Ao g1, a leitura de especialistas é a de que o acordo pode ter tanto efeitos positivos quanto relativamente negativos para o Brasil.

👍Efeitos positivos: a facilitação do comércio e a eliminação gradual das tarifas de importação para a maioria dos produtos comercializados entre os blocos tende a aumentar o acesso do Brasil ao mercado europeu.

Segundo Welber Barral, ex-secretário do comércio exterior e sócio-fundador da BMJ Consultores Associados, o acordo é bastante positivo tanto para a Europa quanto para os países do Mercosul nesse sentido, incluindo o Brasil.

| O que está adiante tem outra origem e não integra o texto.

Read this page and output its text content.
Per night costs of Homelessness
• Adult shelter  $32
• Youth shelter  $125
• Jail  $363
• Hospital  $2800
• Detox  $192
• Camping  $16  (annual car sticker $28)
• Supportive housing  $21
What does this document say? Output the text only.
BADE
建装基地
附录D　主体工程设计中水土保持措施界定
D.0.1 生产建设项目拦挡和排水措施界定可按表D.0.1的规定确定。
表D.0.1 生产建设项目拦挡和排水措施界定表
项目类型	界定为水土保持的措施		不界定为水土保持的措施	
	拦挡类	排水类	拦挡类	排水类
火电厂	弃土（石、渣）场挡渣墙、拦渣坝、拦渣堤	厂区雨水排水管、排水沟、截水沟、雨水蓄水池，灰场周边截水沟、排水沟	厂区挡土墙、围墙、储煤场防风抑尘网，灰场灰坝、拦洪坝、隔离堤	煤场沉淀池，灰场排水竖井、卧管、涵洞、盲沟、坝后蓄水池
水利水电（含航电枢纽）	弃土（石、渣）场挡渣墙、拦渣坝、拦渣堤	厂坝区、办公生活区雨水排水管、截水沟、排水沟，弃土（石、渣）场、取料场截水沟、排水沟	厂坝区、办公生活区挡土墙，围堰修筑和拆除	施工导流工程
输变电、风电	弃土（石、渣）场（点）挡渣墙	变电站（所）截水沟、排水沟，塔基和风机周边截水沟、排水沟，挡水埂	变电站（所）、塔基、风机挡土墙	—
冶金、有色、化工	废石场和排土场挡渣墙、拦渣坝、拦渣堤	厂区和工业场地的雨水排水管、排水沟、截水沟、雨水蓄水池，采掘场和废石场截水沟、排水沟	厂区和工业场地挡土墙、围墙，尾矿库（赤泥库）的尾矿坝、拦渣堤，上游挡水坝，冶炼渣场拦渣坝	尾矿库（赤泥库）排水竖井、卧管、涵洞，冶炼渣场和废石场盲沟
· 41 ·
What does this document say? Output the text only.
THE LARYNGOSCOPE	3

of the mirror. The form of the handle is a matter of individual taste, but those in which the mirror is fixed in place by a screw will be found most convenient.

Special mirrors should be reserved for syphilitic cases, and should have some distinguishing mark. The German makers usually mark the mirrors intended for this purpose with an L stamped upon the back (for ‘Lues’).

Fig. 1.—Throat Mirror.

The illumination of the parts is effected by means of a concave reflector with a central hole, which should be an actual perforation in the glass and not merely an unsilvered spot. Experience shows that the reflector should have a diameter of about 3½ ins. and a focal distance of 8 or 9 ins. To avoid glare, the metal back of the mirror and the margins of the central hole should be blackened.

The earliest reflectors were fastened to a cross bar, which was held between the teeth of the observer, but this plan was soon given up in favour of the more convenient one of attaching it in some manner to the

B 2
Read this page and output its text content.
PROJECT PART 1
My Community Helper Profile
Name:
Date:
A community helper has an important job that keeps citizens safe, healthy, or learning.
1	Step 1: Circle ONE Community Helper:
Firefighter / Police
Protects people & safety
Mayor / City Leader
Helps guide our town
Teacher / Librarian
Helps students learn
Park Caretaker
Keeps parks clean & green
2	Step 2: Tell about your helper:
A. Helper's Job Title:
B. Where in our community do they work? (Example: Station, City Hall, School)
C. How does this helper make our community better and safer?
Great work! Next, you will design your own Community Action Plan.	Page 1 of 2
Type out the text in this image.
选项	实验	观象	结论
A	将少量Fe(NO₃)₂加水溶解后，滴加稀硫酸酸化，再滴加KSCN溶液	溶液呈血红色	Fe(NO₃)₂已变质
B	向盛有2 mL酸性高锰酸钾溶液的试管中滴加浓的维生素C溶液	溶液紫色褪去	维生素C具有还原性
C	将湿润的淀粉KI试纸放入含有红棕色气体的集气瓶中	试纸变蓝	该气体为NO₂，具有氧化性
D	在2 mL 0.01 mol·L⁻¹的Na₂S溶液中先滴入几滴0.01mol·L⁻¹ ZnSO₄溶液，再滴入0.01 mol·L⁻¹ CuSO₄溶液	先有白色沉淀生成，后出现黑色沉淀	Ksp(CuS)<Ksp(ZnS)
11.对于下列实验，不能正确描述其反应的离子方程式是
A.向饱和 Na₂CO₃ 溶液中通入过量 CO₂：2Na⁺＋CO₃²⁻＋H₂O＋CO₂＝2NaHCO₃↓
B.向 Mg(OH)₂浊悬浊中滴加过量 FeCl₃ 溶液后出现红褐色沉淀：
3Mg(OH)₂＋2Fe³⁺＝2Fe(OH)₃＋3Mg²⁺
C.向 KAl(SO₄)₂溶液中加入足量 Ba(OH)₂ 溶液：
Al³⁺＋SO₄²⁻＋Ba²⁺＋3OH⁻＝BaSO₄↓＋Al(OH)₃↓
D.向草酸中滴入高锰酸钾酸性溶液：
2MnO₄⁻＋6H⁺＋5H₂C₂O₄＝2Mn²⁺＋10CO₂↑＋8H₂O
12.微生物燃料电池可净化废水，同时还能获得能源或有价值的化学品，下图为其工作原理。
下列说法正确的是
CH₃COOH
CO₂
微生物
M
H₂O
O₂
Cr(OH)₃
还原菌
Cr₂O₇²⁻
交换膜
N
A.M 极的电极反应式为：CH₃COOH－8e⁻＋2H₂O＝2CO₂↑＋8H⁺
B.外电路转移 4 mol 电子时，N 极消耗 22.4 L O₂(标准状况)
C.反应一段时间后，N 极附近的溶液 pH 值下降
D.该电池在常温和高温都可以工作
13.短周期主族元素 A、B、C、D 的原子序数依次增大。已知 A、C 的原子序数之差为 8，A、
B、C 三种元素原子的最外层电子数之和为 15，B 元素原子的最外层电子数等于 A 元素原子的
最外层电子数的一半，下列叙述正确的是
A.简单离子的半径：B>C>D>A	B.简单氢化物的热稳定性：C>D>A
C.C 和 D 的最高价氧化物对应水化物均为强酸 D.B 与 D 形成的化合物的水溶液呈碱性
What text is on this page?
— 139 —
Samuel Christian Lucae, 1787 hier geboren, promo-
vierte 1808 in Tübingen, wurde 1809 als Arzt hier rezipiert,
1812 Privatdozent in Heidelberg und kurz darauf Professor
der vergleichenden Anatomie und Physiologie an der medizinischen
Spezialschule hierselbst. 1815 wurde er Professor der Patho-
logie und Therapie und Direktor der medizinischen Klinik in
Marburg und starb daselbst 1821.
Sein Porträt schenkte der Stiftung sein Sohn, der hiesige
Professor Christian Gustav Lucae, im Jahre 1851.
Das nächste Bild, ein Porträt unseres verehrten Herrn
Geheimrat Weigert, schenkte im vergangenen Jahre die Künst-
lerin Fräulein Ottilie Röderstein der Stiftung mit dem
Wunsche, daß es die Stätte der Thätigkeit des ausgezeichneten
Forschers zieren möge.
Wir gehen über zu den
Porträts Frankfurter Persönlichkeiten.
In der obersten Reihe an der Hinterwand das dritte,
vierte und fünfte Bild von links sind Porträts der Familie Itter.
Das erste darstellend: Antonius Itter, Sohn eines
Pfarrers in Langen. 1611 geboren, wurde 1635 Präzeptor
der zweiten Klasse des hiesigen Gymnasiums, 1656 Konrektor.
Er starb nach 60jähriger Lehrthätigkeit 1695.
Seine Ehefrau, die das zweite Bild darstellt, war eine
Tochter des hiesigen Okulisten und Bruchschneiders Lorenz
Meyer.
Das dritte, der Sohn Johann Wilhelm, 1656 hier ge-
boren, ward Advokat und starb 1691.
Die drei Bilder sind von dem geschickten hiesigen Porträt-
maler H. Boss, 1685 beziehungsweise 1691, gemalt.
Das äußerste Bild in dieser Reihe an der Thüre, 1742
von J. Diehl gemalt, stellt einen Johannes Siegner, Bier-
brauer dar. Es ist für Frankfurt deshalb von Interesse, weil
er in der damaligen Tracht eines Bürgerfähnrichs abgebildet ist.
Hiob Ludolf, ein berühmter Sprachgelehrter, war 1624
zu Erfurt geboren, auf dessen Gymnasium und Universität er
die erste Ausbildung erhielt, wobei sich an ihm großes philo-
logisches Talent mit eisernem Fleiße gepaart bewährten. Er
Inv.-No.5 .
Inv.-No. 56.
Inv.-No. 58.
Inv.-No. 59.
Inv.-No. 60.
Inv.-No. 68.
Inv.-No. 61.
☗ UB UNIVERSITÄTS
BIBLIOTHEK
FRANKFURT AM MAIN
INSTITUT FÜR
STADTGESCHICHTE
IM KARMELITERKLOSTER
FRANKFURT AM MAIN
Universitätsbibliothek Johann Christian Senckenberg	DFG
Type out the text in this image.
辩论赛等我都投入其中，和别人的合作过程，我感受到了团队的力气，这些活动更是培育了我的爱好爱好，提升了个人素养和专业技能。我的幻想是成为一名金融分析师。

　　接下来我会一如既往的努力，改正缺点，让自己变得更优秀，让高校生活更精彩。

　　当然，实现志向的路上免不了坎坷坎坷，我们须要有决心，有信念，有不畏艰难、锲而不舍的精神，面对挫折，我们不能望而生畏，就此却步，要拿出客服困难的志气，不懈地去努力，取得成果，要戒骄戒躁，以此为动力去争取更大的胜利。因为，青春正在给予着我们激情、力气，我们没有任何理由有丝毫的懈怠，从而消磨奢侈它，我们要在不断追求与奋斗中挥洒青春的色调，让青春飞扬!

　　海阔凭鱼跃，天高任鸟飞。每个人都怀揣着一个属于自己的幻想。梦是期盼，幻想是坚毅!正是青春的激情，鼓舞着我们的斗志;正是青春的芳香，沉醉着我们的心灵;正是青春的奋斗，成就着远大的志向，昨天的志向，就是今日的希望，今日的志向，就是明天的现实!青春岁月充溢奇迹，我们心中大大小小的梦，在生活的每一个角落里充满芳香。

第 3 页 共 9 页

Na prática, isso poderia aumentar as oportunidades de exportação do Brasil para a Europa e possibilitar um aumento significativo de investimentos nas terras brasileiras, trazendo efeitos diretos no país.

Segundo o Ipea, a melhora nas exportações seria resultado de três possíveis efeitos:

A queda das tarifas de importação na UE;
O aumento das quantidades exportadas em alguns setores, em função das cotas de exportação concedidas pela UE; e
A redução do custo doméstico de insumos e de bens de capital propiciado pela queda das tarifas no país, tornando os produtos brasileiros mais baratos e competitivos no mercado internacional.
Além disso, outras áreas abordadas pelo acordo também poderiam trazer benefícios para o Brasil, como a facilitação do acesso de empresas brasileiras a serviços europeus e da participação de pequenas e médias empresas aos benefícios do acordo, por exemplo.

👎Efeitos negativos: apesar do potencial de benefícios, a leitura dos especialistas é que setores específicos da economia devem sentir mais intensamente o impacto da concorrência europeia.

Enquanto o Brasil exporta muitas commodities e matérias primas para a Europa, as importações vindas dos países europeus são principalmente focadas em produtos manufaturados – o que pode pressionar a indústria brasileira.

Os especialistas citam como problema, por exemplo, o alto custo de logística no país. “Alguns setores vão ter que enfrentar uma concorrência maior e devem precisar aumentar eficiência, digitalização e escala para enfrentar a competitividade europeia”, completa Barral.

“O acordo comercial, qualquer que seja, precisa ser equilibrado em concessões e ganhos, e até mesmo considerar os riscos corridos por quem concede eventuais reduções”, diz o ex-ministro da Fazenda e ex-embaixador Rubens Ricupero.